One was, “Has anyone ever pressured you into having sex?”
This made him angry, and he asked her to leave. He later learned it was a survey. I guess if he had answered “yes,” he’d have been counted as among the rape victims.
Sorry to burst your bubble Eric, but he was probably put down as a rape victim anyway.
His anger obviously demonstrates either a reaction formation or evidence of repression in response to his violent sexual victimization.
This is nothing new. To radical feminists anything from violent rape to looking at their tits is violence against wimmin. The same way anything from chattel slavery to an indelicate word is RACISM!!!!
Thus the language is corrupted and rational discussion becomes impossible.
It’s okay to have an agenda as long as telling the truth is on the agenda.
Unfortunately, there are way too many groups out there that have an agenda and telling the truth isn’t even a part of their agenda. If lying will enable you to enact your agenda, then lie you must. After all, your agenda is too important to be ignored.

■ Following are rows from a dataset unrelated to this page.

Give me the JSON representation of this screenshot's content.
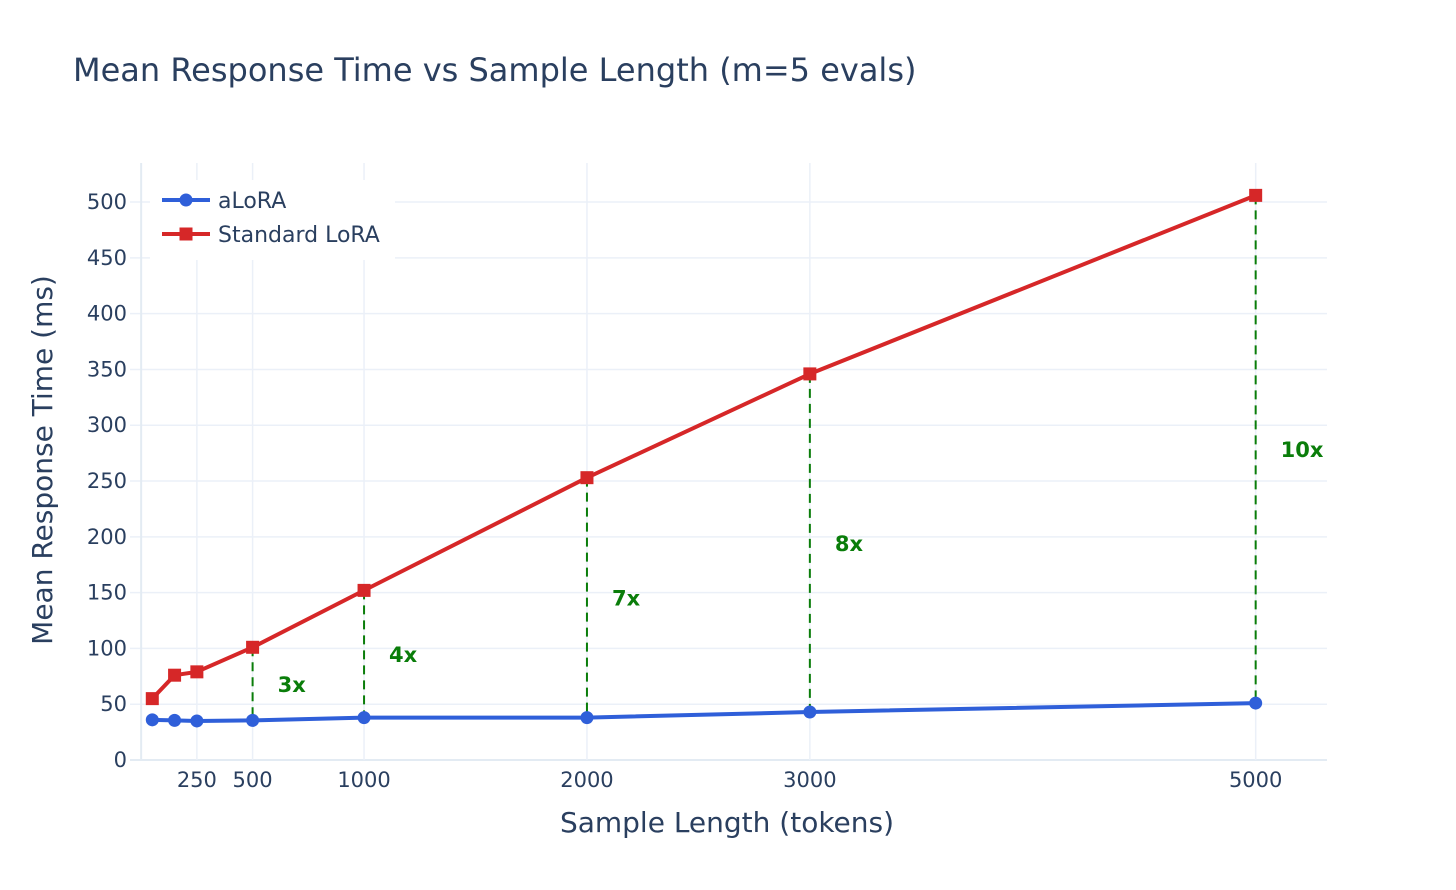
{
  "chart_data": {
    "type": "line",
    "title": "Mean Response Time vs Sample Length (m=5 evals)",
    "xlabel": "Sample Length (tokens)",
    "ylabel": "Mean Response Time (ms)",
    "xlim": [
      -50,
      5320
    ],
    "ylim": [
      0,
      535
    ],
    "xticks": [
      250,
      500,
      1000,
      2000,
      3000,
      5000
    ],
    "yticks": [
      0,
      50,
      100,
      150,
      200,
      250,
      300,
      350,
      400,
      450,
      500
    ],
    "grid": true,
    "legend_position": "top-left",
    "series": [
      {
        "name": "aLoRA",
        "color": "#2f5fd9",
        "marker": "circle",
        "x": [
          50,
          150,
          250,
          500,
          1000,
          2000,
          3000,
          5000
        ],
        "values": [
          36,
          35.5,
          35,
          35.5,
          38,
          38,
          43,
          51
        ]
      },
      {
        "name": "Standard LoRA",
        "color": "#d62728",
        "marker": "square",
        "x": [
          50,
          150,
          250,
          500,
          1000,
          2000,
          3000,
          5000
        ],
        "values": [
          55,
          76,
          79,
          101,
          152,
          253,
          346,
          506
        ]
      }
    ],
    "annotations": [
      {
        "x": 500,
        "label": "3x"
      },
      {
        "x": 1000,
        "label": "4x"
      },
      {
        "x": 2000,
        "label": "7x"
      },
      {
        "x": 3000,
        "label": "8x"
      },
      {
        "x": 5000,
        "label": "10x"
      }
    ],
    "annotation_color": "#0a7d0a"
  }
}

I’ve noticed the same verbal gymnastics with child abuse. Step 1: Get stats on abuse and neglect, each defined broadly. Step 2: Conflate the two and call it all “child abuse.” Thus every kid who didn’t get nutritious lunches becomes an abuse victim.
Never trust advocates’ statistics. If you want to know how many homeless there are, don’t ask the good people who care for them; they will inflate the numbers. If you want to know how many gun accidents occur, don’t ask the gun controllers. If you want to know how much rape occurs on campus, ask nearly anyone but the rape crusaders.